Change-Id: Ifa4c03272c1777cfff2523ab21f780074ddcf359

includes/jobqueue/JobQueueFederated.php
includes/libs/HashRing.php

index f2599ae..05ded4e 100644 (file)
  * @since 1.22
  */
 class JobQueueFederated extends JobQueue {
-       /** @var array (partition name => weight) reverse sorted by weight */
-       protected $partitionMap = array();
-
-       /** @var array (partition name => JobQueue) reverse sorted by weight */
-       protected $partitionQueues = array();
-
+       /** @var HashRing */
+       protected $partitionRing;
        /** @var HashRing */
        protected $partitionPushRing;
+       /** @var array (partition name => JobQueue) reverse sorted by weight */
+       protected $partitionQueues = array();
 
        /** @var BagOStuff */
        protected $cache;
@@ -97,10 +95,10 @@ class JobQueueFederated extends JobQueue {
                        ? $params['maxPartitionsTry']
                        : 2;
                // Get the full partition map
-               $this->partitionMap = $params['partitionsBySection'][$section];
-               arsort( $this->partitionMap, SORT_NUMERIC );
+               $partitionMap = $params['partitionsBySection'][$section];
+               arsort( $partitionMap, SORT_NUMERIC );
                // Get the partitions jobs can actually be pushed to
-               $partitionPushMap = $this->partitionMap;
+               $partitionPushMap = $partitionMap;
                if ( isset( $params['partitionsNoPush'] ) ) {
                        foreach ( $params['partitionsNoPush'] as $partition ) {
                                unset( $partitionPushMap[$partition] );
@@ -114,17 +112,23 @@ class JobQueueFederated extends JobQueue {
                        unset( $baseConfig[$o] ); // partition queue doesn't care about this
                }
                // Get the partition queue objects
-               foreach ( $this->partitionMap as $partition => $w ) {
+               foreach ( $partitionMap as $partition => $w ) {
                        if ( !isset( $params['configByPartition'][$partition] ) ) {
                                throw new MWException( "No configuration for partition '$partition'." );
                        }
                        $this->partitionQueues[$partition] = JobQueue::factory(
                                $baseConfig + $params['configByPartition'][$partition] );
                }
+               // Ring of all partitions
+               $this->partitionRing = new HashRing( $partitionMap );
                // Get the ring of partitions to push jobs into
-               $this->partitionPushRing = new HashRing( $partitionPushMap );
+               if ( count( $partitionPushMap ) === count( $partitionMap ) ) {
+                       $this->partitionPushRing = clone $this->partitionRing; // faster
+               } else {
+                       $this->partitionPushRing = new HashRing( $partitionPushMap );
+               }
                // Aggregate cache some per-queue values if there are multiple partition queues
-               $this->cache = count( $this->partitionMap ) > 1 ? wfGetMainCache() : new EmptyBagOStuff();
+               $this->cache = count( $partitionMap ) > 1 ? wfGetMainCache() : new EmptyBagOStuff();
        }
 
        protected function supportedOrders() {
@@ -218,6 +222,11 @@ class JobQueueFederated extends JobQueue {
                // Retry to insert any remaning jobs again, ignoring the bad partitions.

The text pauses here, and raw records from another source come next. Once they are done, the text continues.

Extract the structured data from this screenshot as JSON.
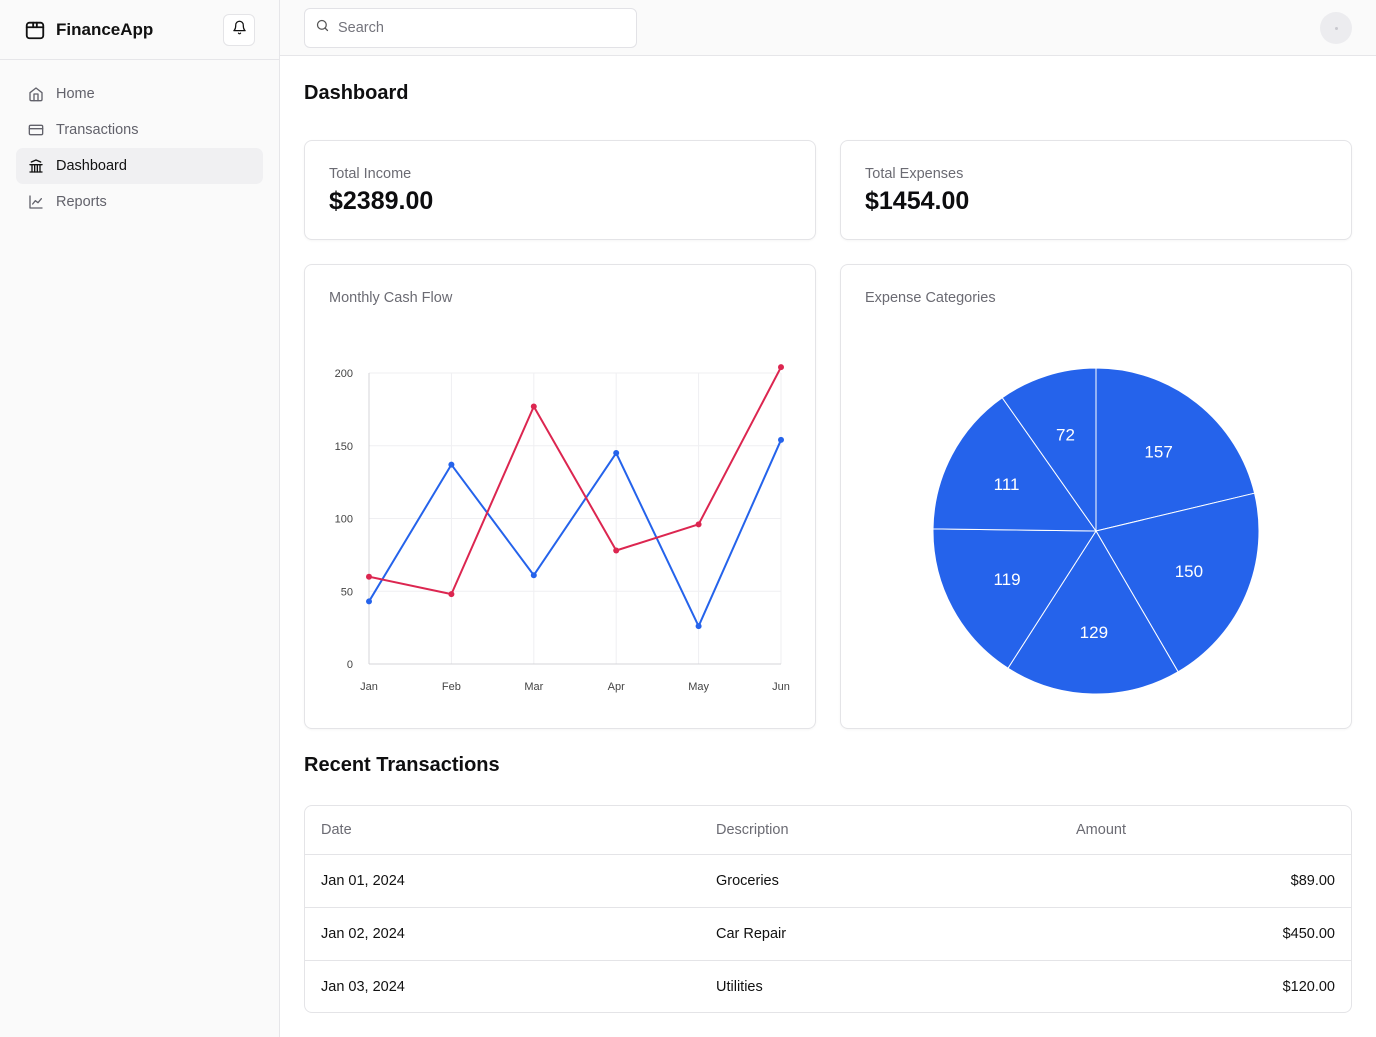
{
  "app": {
    "name": "FinanceApp"
  },
  "sidebar": {
    "items": [
      {
        "label": "Home",
        "icon": "home-icon",
        "active": false
      },
      {
        "label": "Transactions",
        "icon": "credit-card-icon",
        "active": false
      },
      {
        "label": "Dashboard",
        "icon": "bank-icon",
        "active": true
      },
      {
        "label": "Reports",
        "icon": "line-chart-icon",
        "active": false
      }
    ]
  },
  "topbar": {
    "search_placeholder": "Search"
  },
  "page": {
    "title": "Dashboard"
  },
  "stats": {
    "income": {
      "label": "Total Income",
      "value": "$2389.00"
    },
    "expenses": {
      "label": "Total Expenses",
      "value": "$1454.00"
    }
  },
  "cashflow": {
    "title": "Monthly Cash Flow"
  },
  "expense_categories": {
    "title": "Expense Categories"
  },
  "chart_data": [
    {
      "type": "line",
      "title": "Monthly Cash Flow",
      "categories": [
        "Jan",
        "Feb",
        "Mar",
        "Apr",
        "May",
        "Jun"
      ],
      "ylim": [
        0,
        200
      ],
      "yticks": [
        0,
        50,
        100,
        150,
        200
      ],
      "grid": true,
      "series": [
        {
          "values": [
            43,
            137,
            61,
            145,
            26,
            154
          ],
          "color": "#2563eb"
        },
        {
          "values": [
            60,
            48,
            177,
            78,
            96,
            204
          ],
          "color": "#dc2650"
        }
      ]
    },
    {
      "type": "pie",
      "title": "Expense Categories",
      "values": [
        157,
        150,
        129,
        119,
        111,
        72
      ],
      "color": "#2563eb"
    }
  ],
  "transactions": {
    "title": "Recent Transactions",
    "headers": {
      "date": "Date",
      "description": "Description",
      "amount": "Amount"
    },
    "rows": [
      {
        "date": "Jan 01, 2024",
        "description": "Groceries",
        "amount": "$89.00"
      },
      {
        "date": "Jan 02, 2024",
        "description": "Car Repair",
        "amount": "$450.00"
      },
      {
        "date": "Jan 03, 2024",
        "description": "Utilities",
        "amount": "$120.00"
      }
    ]
  }
}
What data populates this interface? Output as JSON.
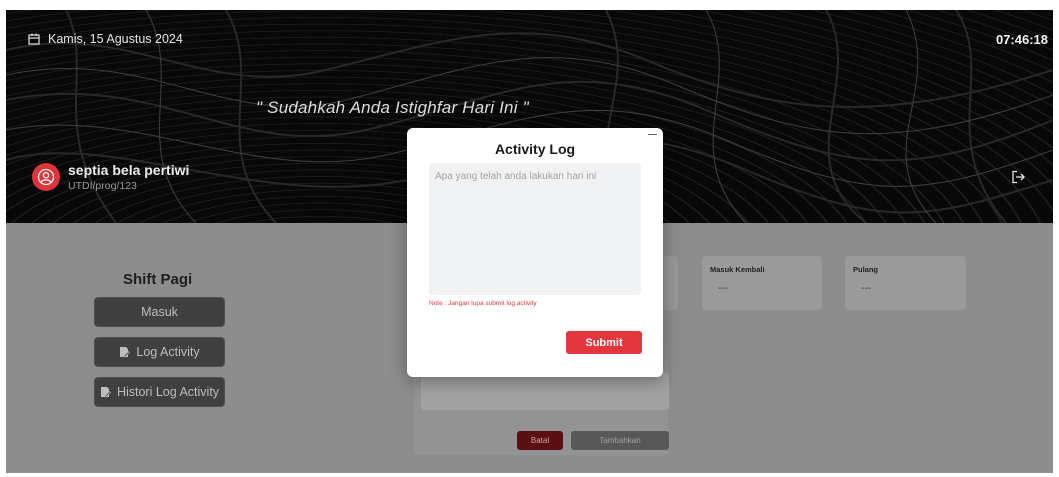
{
  "header": {
    "date": "Kamis, 15 Agustus 2024",
    "time": "07:46:18",
    "quote": "\" Sudahkah Anda Istighfar Hari Ini \"",
    "user_name": "septia bela pertiwi",
    "user_id": "UTDI/prog/123"
  },
  "shift": {
    "title": "Shift Pagi",
    "buttons": {
      "masuk": "Masuk",
      "log_activity": "Log Activity",
      "histori": "Histori Log Activity"
    }
  },
  "cards": [
    {
      "label": "Masuk Kembali",
      "value": "---"
    },
    {
      "label": "Pulang",
      "value": "---"
    }
  ],
  "background_form": {
    "batal": "Batal",
    "tambahkan": "Tambahkan"
  },
  "modal": {
    "title": "Activity Log",
    "placeholder": "Apa yang telah anda lakukan hari ini",
    "note": "Note : Jangan lupa submit log activity",
    "submit": "Submit"
  },
  "colors": {
    "accent_red": "#e4363d",
    "overlay_gray": "#8d8d8d"
  }
}
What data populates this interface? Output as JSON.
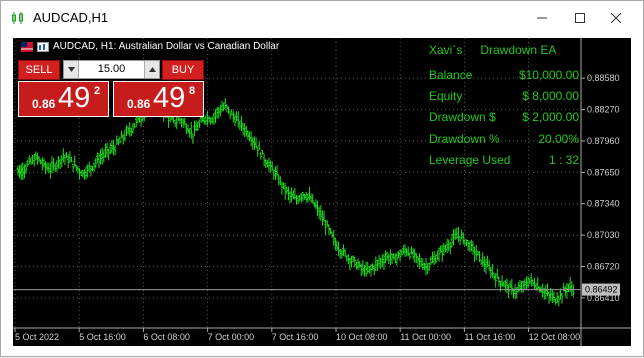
{
  "window": {
    "title": "AUDCAD,H1",
    "icon": "chart-candles-icon",
    "controls": [
      "minimize-icon",
      "maximize-icon",
      "close-icon"
    ]
  },
  "chart": {
    "header_text": "AUDCAD, H1:  Australian Dollar vs Canadian Dollar",
    "current_price": "0.86492",
    "colors": {
      "background": "#000000",
      "bars": "#1fdc1f",
      "grid": "#5a5a5a",
      "axis_text": "#d0d0d0",
      "price_tag": "#c0c0c0"
    }
  },
  "trade_panel": {
    "sell_label": "SELL",
    "buy_label": "BUY",
    "lot_value": "15.00",
    "sell_quote": {
      "small": "0.86",
      "big": "49",
      "sup": "2"
    },
    "buy_quote": {
      "small": "0.86",
      "big": "49",
      "sup": "8"
    },
    "color": "#c71c1c"
  },
  "ea_panel": {
    "title_left": "Xavi`s",
    "title_right": "Drawdown EA",
    "rows": [
      {
        "label": "Balance",
        "value": "$10,000.00"
      },
      {
        "label": "Equity",
        "value": "$ 8,000.00"
      },
      {
        "label": "Drawdown $",
        "value": "$ 2,000.00"
      },
      {
        "label": "Drawdown %",
        "value": "20.00%"
      },
      {
        "label": "Leverage Used",
        "value": "1 : 32"
      }
    ],
    "color": "#22c81c"
  },
  "chart_data": {
    "type": "line",
    "title": "AUDCAD, H1:  Australian Dollar vs Canadian Dollar",
    "xlabel": "",
    "ylabel": "",
    "x_tick_labels": [
      "5 Oct 2022",
      "5 Oct 16:00",
      "6 Oct 08:00",
      "7 Oct 00:00",
      "7 Oct 16:00",
      "10 Oct 08:00",
      "11 Oct 00:00",
      "11 Oct 16:00",
      "12 Oct 08:00"
    ],
    "y_tick_labels": [
      "0.88580",
      "0.88270",
      "0.87960",
      "0.87650",
      "0.87340",
      "0.87030",
      "0.86720",
      "0.86410"
    ],
    "ylim": [
      0.863,
      0.8875
    ],
    "grid": true,
    "series": [
      {
        "values": [
          0.8766,
          0.877,
          0.8775,
          0.8779,
          0.8772,
          0.8768,
          0.8774,
          0.8781,
          0.8777,
          0.877,
          0.8764,
          0.8768,
          0.8775,
          0.8781,
          0.8786,
          0.879,
          0.8798,
          0.8805,
          0.8812,
          0.882,
          0.8827,
          0.8832,
          0.8829,
          0.8821,
          0.8815,
          0.8818,
          0.8811,
          0.8803,
          0.8812,
          0.882,
          0.8818,
          0.8826,
          0.883,
          0.8822,
          0.8815,
          0.8808,
          0.88,
          0.879,
          0.8779,
          0.877,
          0.8761,
          0.875,
          0.8742,
          0.8738,
          0.8744,
          0.874,
          0.8731,
          0.872,
          0.8708,
          0.8695,
          0.8687,
          0.8681,
          0.8676,
          0.867,
          0.8667,
          0.8672,
          0.8677,
          0.8682,
          0.8679,
          0.8684,
          0.8688,
          0.8683,
          0.8677,
          0.8672,
          0.8677,
          0.8684,
          0.869,
          0.8697,
          0.8703,
          0.8698,
          0.8691,
          0.8683,
          0.8675,
          0.8668,
          0.866,
          0.8655,
          0.865,
          0.8647,
          0.8652,
          0.8658,
          0.8654,
          0.8649,
          0.8643,
          0.864,
          0.8645,
          0.8652,
          0.8649
        ]
      }
    ]
  }
}
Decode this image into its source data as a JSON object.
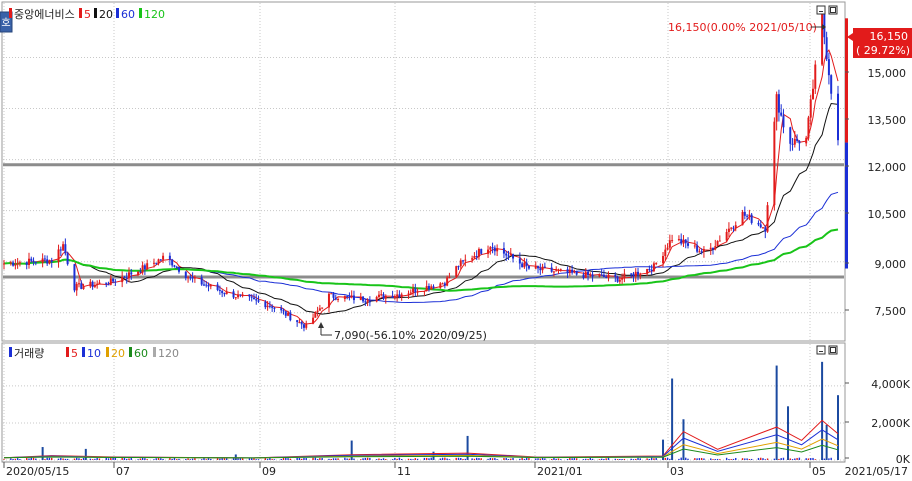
{
  "window": {
    "corner_button": "호"
  },
  "price_panel": {
    "legend": {
      "stock_name": "중앙에너비스",
      "ma_items": [
        {
          "label": "5",
          "color": "#e21b1b"
        },
        {
          "label": "20",
          "color": "#111111"
        },
        {
          "label": "60",
          "color": "#1b2fd6"
        },
        {
          "label": "120",
          "color": "#19c419"
        }
      ]
    },
    "y_ticks": [
      "15,000",
      "13,500",
      "12,000",
      "10,500",
      "9,000",
      "7,500"
    ],
    "current_price": "16,150",
    "current_change": "( 29.72%)",
    "high_annotation": "16,150(0.00% 2021/05/10)",
    "low_annotation": "7,090(-56.10% 2020/09/25)"
  },
  "volume_panel": {
    "legend": {
      "title": "거래량",
      "ma_items": [
        {
          "label": "5",
          "color": "#e21b1b"
        },
        {
          "label": "10",
          "color": "#1b2fd6"
        },
        {
          "label": "20",
          "color": "#e0a000"
        },
        {
          "label": "60",
          "color": "#1a8a1a"
        },
        {
          "label": "120",
          "color": "#aaaaaa"
        }
      ]
    },
    "y_ticks": [
      "4,000K",
      "2,000K",
      "0K"
    ]
  },
  "x_axis": {
    "ticks": [
      "2020/05/15",
      "07",
      "09",
      "11",
      "2021/01",
      "03",
      "05"
    ],
    "end_date": "2021/05/17"
  },
  "chart_data": [
    {
      "type": "candlestick",
      "title": "중앙에너비스",
      "period": {
        "start": "2020/05/15",
        "end": "2021/05/17"
      },
      "ylim": [
        6700,
        16600
      ],
      "y_ticks": [
        7500,
        9000,
        10500,
        12000,
        13500,
        15000
      ],
      "x_ticks": [
        "2020/05/15",
        "07",
        "09",
        "11",
        "2021/01",
        "03",
        "05"
      ],
      "close_path": [
        [
          "2020/05/15",
          8950
        ],
        [
          "2020/06/05",
          9050
        ],
        [
          "2020/06/10",
          9500
        ],
        [
          "2020/06/15",
          8250
        ],
        [
          "2020/07/01",
          8400
        ],
        [
          "2020/07/15",
          8800
        ],
        [
          "2020/07/25",
          9150
        ],
        [
          "2020/08/05",
          8500
        ],
        [
          "2020/08/20",
          8100
        ],
        [
          "2020/09/10",
          7700
        ],
        [
          "2020/09/25",
          7090
        ],
        [
          "2020/10/05",
          8000
        ],
        [
          "2020/10/20",
          7900
        ],
        [
          "2020/11/05",
          8050
        ],
        [
          "2020/11/25",
          8400
        ],
        [
          "2020/12/01",
          8900
        ],
        [
          "2020/12/15",
          9500
        ],
        [
          "2021/01/01",
          8800
        ],
        [
          "2021/01/20",
          8650
        ],
        [
          "2021/02/10",
          8500
        ],
        [
          "2021/02/25",
          8850
        ],
        [
          "2021/03/05",
          9700
        ],
        [
          "2021/03/20",
          9250
        ],
        [
          "2021/04/05",
          10400
        ],
        [
          "2021/04/15",
          10000
        ],
        [
          "2021/04/20",
          13800
        ],
        [
          "2021/04/25",
          12500
        ],
        [
          "2021/05/03",
          12600
        ],
        [
          "2021/05/10",
          16150
        ],
        [
          "2021/05/17",
          12500
        ]
      ],
      "moving_averages": [
        {
          "name": "5",
          "color": "#e21b1b"
        },
        {
          "name": "20",
          "color": "#111111"
        },
        {
          "name": "60",
          "color": "#1b2fd6"
        },
        {
          "name": "120",
          "color": "#19c419"
        }
      ],
      "horizontal_lines": [
        11850,
        8550
      ],
      "annotations": [
        {
          "text": "16,150(0.00% 2021/05/10)",
          "value": 16150
        },
        {
          "text": "7,090(-56.10% 2020/09/25)",
          "value": 7090
        }
      ],
      "current": {
        "price": 16150,
        "change_pct": 29.72
      }
    },
    {
      "type": "bar",
      "title": "거래량",
      "ylim": [
        0,
        5400
      ],
      "y_ticks": [
        0,
        2000,
        4000
      ],
      "unit": "K",
      "spikes": [
        [
          "2020/06/01",
          700
        ],
        [
          "2020/06/20",
          600
        ],
        [
          "2020/08/25",
          300
        ],
        [
          "2020/10/15",
          1050
        ],
        [
          "2020/11/20",
          450
        ],
        [
          "2020/12/05",
          1300
        ],
        [
          "2021/03/01",
          1100
        ],
        [
          "2021/03/05",
          4400
        ],
        [
          "2021/03/10",
          2200
        ],
        [
          "2021/04/20",
          5100
        ],
        [
          "2021/04/25",
          2900
        ],
        [
          "2021/05/10",
          5300
        ],
        [
          "2021/05/12",
          1900
        ],
        [
          "2021/05/17",
          3500
        ]
      ]
    }
  ]
}
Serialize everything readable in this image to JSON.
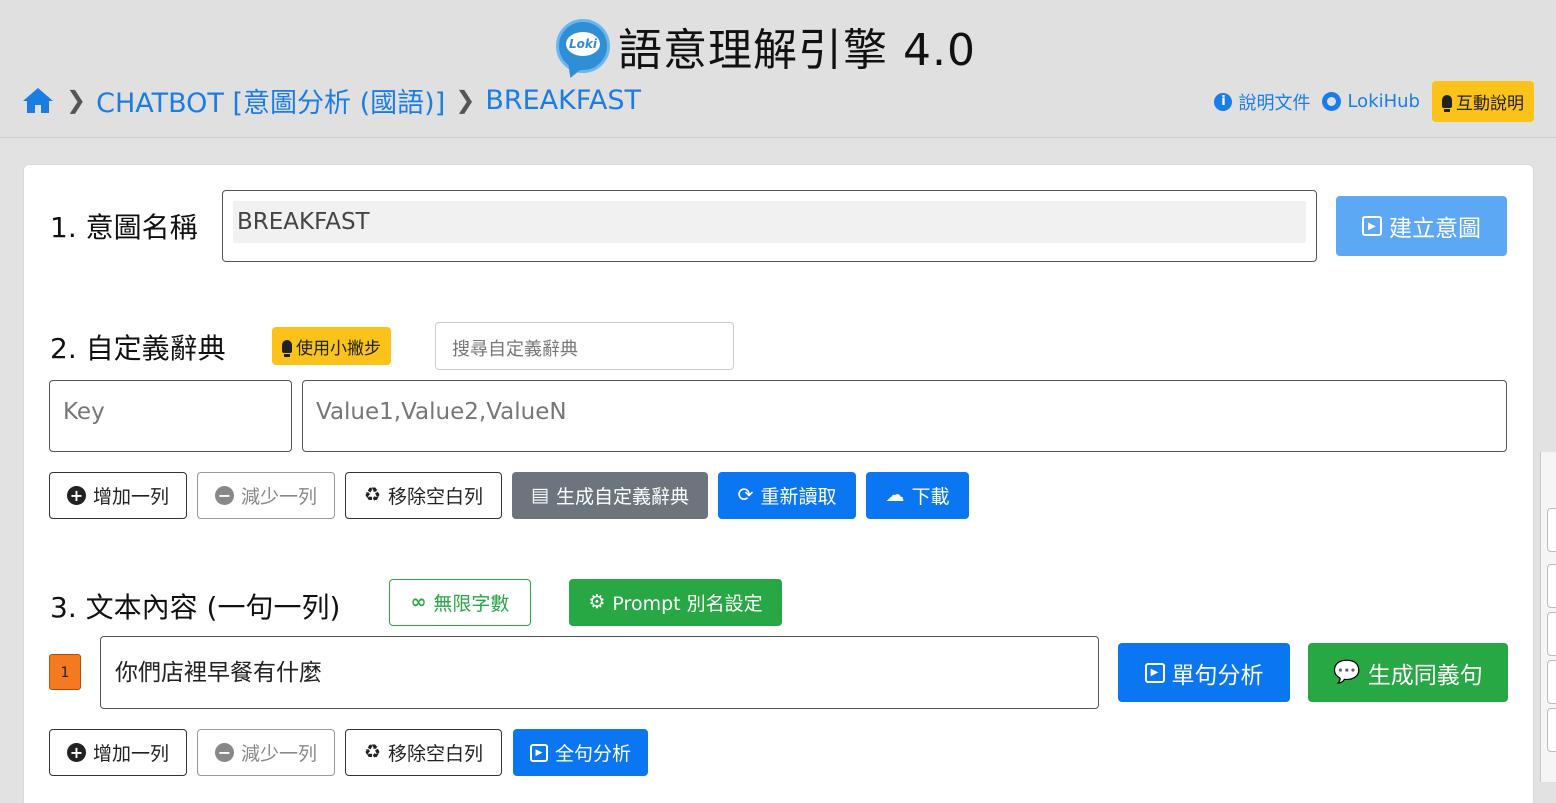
{
  "header": {
    "app_title": "語意理解引擎 4.0",
    "logo_text": "Loki",
    "breadcrumb": [
      "CHATBOT [意圖分析 (國語)]",
      "BREAKFAST"
    ],
    "links": {
      "docs": "說明文件",
      "lokihub": "LokiHub",
      "help": "互動說明"
    }
  },
  "intent": {
    "label": "1. 意圖名稱",
    "value": "BREAKFAST",
    "create_button": "建立意圖"
  },
  "dictionary": {
    "label": "2. 自定義辭典",
    "tips_button": "使用小撇步",
    "search_placeholder": "搜尋自定義辭典",
    "key_placeholder": "Key",
    "value_placeholder": "Value1,Value2,ValueN",
    "buttons": {
      "add_row": "增加一列",
      "remove_row": "減少一列",
      "remove_empty": "移除空白列",
      "generate": "生成自定義辭典",
      "reload": "重新讀取",
      "download": "下載"
    }
  },
  "text": {
    "label": "3. 文本內容 (一句一列)",
    "unlimited_button": "無限字數",
    "prompt_button": "Prompt 別名設定",
    "rows": [
      {
        "num": "1",
        "value": "你們店裡早餐有什麼"
      }
    ],
    "analyze_button": "單句分析",
    "synonym_button": "生成同義句",
    "buttons": {
      "add_row": "增加一列",
      "remove_row": "減少一列",
      "remove_empty": "移除空白列",
      "analyze_all": "全句分析"
    }
  },
  "colors": {
    "primary": "#0a76f2",
    "success": "#28a745",
    "warning": "#fbc21a",
    "secondary": "#6c757d",
    "badge": "#f47920"
  }
}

                $jobsLeft = $jobs;
                for ( $i = $this->maxPartitionsTry; $i > 0 && count( $jobsLeft ); --$i ) {
+                       try {
+                               $partitionRing->getLiveRing();
+                       } catch ( UnexpectedValueException $e ) {
+                               break; // all servers down; nothing to insert to
+                       }
                        $jobsLeft = $this->tryJobInsertions( $jobsLeft, $partitionRing, $flags );
                }
                if ( count( $jobsLeft ) ) {
@@ -246,7 +255,7 @@ class JobQueueFederated extends JobQueue {
                foreach ( $jobs as $key => $job ) {
                        if ( $job->ignoreDuplicates() ) {
                                $sha1 = sha1( serialize( $job->getDeduplicationInfo() ) );
-                               $uJobsByPartition[$partitionRing->getLocation( $sha1 )][] = $job;
+                               $uJobsByPartition[$partitionRing->getLiveLocation( $sha1 )][] = $job;
                                unset( $jobs[$key] );
                        }
                }
@@ -275,8 +284,7 @@ class JobQueueFederated extends JobQueue {
                                $key = $this->getCacheKey( 'empty' );
                                $this->cache->set( $key, 'false', JobQueueDB::CACHE_TTL_LONG );
                        } else {
-                               $partitionRing = $partitionRing->newWithoutLocation( $partition ); // blacklist
-                               if ( !$partitionRing ) {
+                               if ( !$partitionRing->ejectFromLiveRing( $partition, 5 ) ) { // blacklist
                                        throw new JobQueueError( "Could not insert job(s), no partitions available." );
                                }
                                $jobsLeft = array_merge( $jobsLeft, $jobBatch ); // not inserted
@@ -285,7 +293,7 @@ class JobQueueFederated extends JobQueue {
 
                // Insert the jobs that are not de-duplicated into the queues...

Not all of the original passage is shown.